One worked for the city, the other for the county. One was headed back to the shop after a day that had begun before sunrise, the other was on his way to a telephone-repair job. One was headed south. He would live. One was headed north. He would die.
Six others would be injured in one of the most dramatic pileups in recent memory--a freak crash whose devastation startled even California Highway Patrol officers who study what happens when vehicles collide.
A day after a 4-ton city truck, southbound on the Hollywood Freeway, careened across several lanes and plowed through the center divider into northbound traffic, numerous investigators from a host of agencies are still trying to figure out what happened.
Although drug and alcohol test results are pending, authorities say there is no indication that Louis Gysin, 51, was impaired when the 1987 yellow cherry-picker he was driving began its fateful swerve.
Officials say the tall, hazel-eyed Gysin, a street maintenance worker who has a spotless driving record, according to the Department of Motor Vehicles, doesn't remember the crash. His family was at his bedside at Holy Cross Medical Center in Mission Hills.
A few miles north, in Canyon Country, the family of Roger Randall was mourning.
Susan and Roger Randall lost their only child, 21-year-old Roger, in a car crash seven years ago. Now Susan Randall had lost her husband of 30 years, a tall, mustachioed man who loved blues music and served as his neighborhood's resident "tool guy."
Randall, a 50-year-old telecommunications repairman, died in his county-owned GMC Safari van, one of many in a large fleet of county-owned vehicles. Susan Randall watched the aftermath of the accident on television at their home and saw the crushed white van. It could have belonged to any of a number of county employees.
Then the police, along with her husband's boss, Gary Wolff, knocked at the door.
"They were sweethearts," Susan Randall's sister, Jean Timmerman, said Friday, between sobs.
The crash that closed the freeway for nearly 12 hours, crippling the city's evening rush hour, happened at 2:30 p.m.
Gysin was on his way downtown from the east San Fernando Valley, where he spent the day repairing a retaining wall that had begun to give way after a month of record rainfalls.
Randall was headed into the Valley. He had completed a repair job at a county Department of Mental Health building on South Vermont Street, and was headed for the Van Nuys courthouse. A broken security-system speaker needed fixing.
They were among an estimated 2.7 million Southern California freeway drivers on the road that afternoon.
Randall was climbing the grade north through the Cahuenga Pass. Gysin was on the downhill side, traveling about 50 mph, his three-axle Ford truck in the slow lane. At Universal Center Drive, Gysin's truck veered hard to the left.
A preliminary investigation by the CHP tells what happened next: Gysin's truck broadsided a 1986 Ford Bronco II and began shoving it across the southbound lanes. The careening vehicles then struck a 1980 Nissan 280ZX.
Gysin's truck and the Bronco, driven by Burbank resident Colin Kelly Rock, 35, then plowed through the center divider guardrail and collided with a 1987 Toyota pickup truck.
"At this point, [Gysin's] truck became airborne, passing directly over one witness' vehicle, before landing on its side in the northbound lanes," the CHP report said.
That is when Gysin's truck struck Randall's van.
The cherry-picker continued to slide into oncoming traffic on its side, finally coming to rest on top of a rented 1998 Chevrolet Cavalier driven by Carol Adkins, 42, from Jacksonville, Fla. Adkins was in extremely critical condition late Friday at Cedars-Sinai Medical Center.
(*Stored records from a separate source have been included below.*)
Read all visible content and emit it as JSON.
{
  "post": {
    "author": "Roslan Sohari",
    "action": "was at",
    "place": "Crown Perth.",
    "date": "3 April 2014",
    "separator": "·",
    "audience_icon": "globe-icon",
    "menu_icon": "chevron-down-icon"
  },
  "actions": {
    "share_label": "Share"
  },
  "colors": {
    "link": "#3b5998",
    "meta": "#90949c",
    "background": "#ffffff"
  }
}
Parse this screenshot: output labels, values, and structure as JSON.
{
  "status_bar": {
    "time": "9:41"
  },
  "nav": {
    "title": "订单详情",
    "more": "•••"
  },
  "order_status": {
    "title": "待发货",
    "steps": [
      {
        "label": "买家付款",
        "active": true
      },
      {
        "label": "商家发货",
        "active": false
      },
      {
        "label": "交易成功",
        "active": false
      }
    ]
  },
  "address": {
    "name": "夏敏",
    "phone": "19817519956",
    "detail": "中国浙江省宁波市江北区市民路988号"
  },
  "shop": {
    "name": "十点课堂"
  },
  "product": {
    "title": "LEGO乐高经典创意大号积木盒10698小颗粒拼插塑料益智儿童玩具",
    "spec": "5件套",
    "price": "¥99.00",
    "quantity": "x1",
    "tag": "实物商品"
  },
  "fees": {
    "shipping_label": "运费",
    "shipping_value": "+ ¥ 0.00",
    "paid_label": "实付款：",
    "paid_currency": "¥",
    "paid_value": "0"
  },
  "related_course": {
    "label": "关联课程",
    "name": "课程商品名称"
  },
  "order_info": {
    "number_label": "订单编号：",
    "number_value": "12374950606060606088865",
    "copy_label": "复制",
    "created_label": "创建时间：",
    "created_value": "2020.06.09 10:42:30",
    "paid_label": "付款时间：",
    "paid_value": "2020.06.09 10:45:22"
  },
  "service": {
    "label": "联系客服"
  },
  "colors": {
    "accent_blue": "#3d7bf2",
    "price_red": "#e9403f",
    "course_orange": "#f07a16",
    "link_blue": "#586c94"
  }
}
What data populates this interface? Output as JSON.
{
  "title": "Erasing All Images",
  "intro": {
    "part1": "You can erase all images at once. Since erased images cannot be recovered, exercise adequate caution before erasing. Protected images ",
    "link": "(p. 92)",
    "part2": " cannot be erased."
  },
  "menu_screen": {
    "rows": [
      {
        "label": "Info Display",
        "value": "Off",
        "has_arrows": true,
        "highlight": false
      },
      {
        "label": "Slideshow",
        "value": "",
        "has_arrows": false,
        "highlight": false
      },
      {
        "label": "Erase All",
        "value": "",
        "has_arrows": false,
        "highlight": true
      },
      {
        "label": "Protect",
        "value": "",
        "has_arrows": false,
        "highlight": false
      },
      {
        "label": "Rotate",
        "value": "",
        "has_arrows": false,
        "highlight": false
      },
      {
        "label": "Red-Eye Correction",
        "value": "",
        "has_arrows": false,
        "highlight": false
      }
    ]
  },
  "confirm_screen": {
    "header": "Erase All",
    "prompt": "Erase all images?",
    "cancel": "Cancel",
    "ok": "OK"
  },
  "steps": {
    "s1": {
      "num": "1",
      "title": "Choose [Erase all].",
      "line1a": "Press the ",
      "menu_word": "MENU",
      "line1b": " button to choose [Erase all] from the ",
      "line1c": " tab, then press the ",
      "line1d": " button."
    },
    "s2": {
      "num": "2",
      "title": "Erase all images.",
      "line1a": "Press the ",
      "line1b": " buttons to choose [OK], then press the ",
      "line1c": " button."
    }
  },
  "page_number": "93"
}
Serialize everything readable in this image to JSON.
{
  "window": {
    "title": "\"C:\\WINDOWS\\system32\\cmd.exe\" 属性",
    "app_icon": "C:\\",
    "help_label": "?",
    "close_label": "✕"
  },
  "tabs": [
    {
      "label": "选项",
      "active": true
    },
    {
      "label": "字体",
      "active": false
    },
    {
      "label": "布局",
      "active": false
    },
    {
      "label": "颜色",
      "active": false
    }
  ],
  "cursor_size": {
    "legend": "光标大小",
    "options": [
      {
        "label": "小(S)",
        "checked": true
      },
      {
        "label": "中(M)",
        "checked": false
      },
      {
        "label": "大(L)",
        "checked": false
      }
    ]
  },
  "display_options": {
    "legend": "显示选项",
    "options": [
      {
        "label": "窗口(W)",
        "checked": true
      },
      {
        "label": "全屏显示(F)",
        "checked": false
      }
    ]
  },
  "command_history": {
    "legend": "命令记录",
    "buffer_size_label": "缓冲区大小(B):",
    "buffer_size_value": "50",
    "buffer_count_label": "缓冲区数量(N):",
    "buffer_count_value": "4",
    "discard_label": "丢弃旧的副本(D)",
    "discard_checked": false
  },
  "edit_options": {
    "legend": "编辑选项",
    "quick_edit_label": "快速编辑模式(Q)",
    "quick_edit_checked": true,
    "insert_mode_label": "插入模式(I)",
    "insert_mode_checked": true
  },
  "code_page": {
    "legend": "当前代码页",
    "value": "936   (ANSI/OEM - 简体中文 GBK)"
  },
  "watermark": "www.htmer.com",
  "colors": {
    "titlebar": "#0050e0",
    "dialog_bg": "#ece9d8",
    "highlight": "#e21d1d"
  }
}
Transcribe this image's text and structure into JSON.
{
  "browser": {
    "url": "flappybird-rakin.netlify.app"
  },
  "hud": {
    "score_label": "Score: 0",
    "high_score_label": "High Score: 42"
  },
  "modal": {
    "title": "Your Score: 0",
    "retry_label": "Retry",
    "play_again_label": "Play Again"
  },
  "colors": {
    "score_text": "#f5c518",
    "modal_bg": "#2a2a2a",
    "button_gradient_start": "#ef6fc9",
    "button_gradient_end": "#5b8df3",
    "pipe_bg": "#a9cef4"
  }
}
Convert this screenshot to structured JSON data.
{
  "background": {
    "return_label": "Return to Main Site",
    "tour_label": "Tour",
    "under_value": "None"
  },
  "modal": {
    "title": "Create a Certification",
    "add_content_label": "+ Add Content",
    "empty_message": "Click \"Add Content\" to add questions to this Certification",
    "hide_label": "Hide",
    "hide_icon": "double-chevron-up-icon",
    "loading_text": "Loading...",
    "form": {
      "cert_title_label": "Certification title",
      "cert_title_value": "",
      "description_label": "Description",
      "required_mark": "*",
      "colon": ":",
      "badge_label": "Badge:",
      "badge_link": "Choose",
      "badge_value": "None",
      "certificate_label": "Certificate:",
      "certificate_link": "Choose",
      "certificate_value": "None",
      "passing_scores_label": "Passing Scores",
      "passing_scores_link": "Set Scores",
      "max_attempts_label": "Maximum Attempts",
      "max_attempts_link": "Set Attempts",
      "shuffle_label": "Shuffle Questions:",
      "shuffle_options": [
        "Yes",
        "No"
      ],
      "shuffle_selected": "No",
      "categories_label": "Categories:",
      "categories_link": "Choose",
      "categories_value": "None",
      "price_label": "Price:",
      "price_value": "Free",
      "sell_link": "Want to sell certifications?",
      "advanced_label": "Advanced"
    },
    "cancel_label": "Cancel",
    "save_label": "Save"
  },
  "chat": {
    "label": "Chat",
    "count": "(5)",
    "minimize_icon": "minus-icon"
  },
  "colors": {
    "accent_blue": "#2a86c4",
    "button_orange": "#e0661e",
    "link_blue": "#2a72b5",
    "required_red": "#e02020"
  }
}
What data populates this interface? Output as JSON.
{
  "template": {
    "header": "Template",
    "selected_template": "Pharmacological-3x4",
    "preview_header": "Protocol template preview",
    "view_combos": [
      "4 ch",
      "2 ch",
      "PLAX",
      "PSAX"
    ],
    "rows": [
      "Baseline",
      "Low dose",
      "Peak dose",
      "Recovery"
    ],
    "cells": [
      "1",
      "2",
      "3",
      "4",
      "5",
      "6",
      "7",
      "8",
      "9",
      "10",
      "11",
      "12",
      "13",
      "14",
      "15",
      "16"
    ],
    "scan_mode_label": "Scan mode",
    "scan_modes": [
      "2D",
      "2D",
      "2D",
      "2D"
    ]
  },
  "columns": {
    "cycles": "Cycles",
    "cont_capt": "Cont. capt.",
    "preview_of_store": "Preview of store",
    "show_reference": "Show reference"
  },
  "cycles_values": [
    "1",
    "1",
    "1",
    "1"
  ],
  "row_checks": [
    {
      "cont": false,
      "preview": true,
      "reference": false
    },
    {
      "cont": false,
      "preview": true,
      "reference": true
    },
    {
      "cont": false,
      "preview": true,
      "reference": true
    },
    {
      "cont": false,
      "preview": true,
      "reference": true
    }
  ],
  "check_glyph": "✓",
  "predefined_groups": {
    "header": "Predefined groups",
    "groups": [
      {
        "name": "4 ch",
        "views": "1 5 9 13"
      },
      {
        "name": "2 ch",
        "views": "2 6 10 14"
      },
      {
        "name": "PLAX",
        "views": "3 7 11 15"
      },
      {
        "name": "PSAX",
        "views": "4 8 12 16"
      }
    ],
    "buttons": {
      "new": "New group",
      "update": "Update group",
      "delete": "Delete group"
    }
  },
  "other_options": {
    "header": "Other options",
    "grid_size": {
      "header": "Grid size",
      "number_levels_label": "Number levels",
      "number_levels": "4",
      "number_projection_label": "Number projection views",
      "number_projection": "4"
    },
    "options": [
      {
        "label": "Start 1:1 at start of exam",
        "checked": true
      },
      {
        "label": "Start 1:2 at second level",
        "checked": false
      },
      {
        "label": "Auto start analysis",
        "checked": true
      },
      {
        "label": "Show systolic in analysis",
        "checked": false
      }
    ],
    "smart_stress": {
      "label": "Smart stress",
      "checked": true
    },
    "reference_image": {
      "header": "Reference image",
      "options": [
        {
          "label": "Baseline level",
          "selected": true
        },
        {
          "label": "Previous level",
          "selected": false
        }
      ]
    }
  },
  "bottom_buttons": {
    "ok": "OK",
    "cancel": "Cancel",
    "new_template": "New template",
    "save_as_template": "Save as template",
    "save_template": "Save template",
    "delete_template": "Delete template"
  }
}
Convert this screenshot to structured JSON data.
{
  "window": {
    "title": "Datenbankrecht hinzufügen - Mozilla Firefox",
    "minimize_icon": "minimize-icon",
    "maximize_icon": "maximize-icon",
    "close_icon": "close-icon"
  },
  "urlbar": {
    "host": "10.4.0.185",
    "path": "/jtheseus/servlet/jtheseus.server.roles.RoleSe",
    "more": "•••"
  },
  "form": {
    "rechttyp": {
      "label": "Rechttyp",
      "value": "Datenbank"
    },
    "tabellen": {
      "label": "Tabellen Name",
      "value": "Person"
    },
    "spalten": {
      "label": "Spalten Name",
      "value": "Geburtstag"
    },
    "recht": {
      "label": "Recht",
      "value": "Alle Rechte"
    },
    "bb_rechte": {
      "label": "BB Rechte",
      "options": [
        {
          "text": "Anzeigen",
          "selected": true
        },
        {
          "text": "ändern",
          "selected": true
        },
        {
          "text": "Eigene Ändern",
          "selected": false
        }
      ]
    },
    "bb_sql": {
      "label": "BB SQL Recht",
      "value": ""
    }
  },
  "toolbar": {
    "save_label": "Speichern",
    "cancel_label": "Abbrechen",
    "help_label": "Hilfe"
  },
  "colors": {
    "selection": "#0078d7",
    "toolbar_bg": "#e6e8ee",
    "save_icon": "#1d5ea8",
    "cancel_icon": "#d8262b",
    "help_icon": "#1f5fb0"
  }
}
Her daughter was flying out from Florida, a hospital spokeswoman said, declining to specify the extent of her injuries. But the spokeswoman added, "Say lots of prayers for her."
At least five other vehicles were also involved. The drivers of those cars suffered injuries ranging from superficial cuts to severe internal damage.
The southbound side of the freeway remained closed until 7 p.m. Thursday; the northbound side finally reopened at 1:30 a.m. Friday, scrambling traffic for hundreds of thousands of commuters.
The main reason for the long delay in reopening the freeway, said CHP Officer Rhett Price, was the scale of the accident--one death, seven serious injuries, two government agencies and evidence scattered across 10 lanes of freeway.
"No piece of debris was left unmarked. No skid mark was left undocumented," Price said.
Exactly what happened--and why--remains a mystery, one that Price said would take at least 90 days to unravel.
The wrecked vehicles have been taken to two storage yards for further investigation. CHP accident specialists plan to test the steering and suspension on Gysin's truck, as well as other mechanical systems.
Investigators have interviewed more than 20 motorists, including Gysin, about the crash.
For now, there are few answers--and little comfort for Randall's family and friends.
"He was my tool guy," said neighbor Lisa Lehman, through her tears. "Whenever I needed a tool, I would borrow one of his."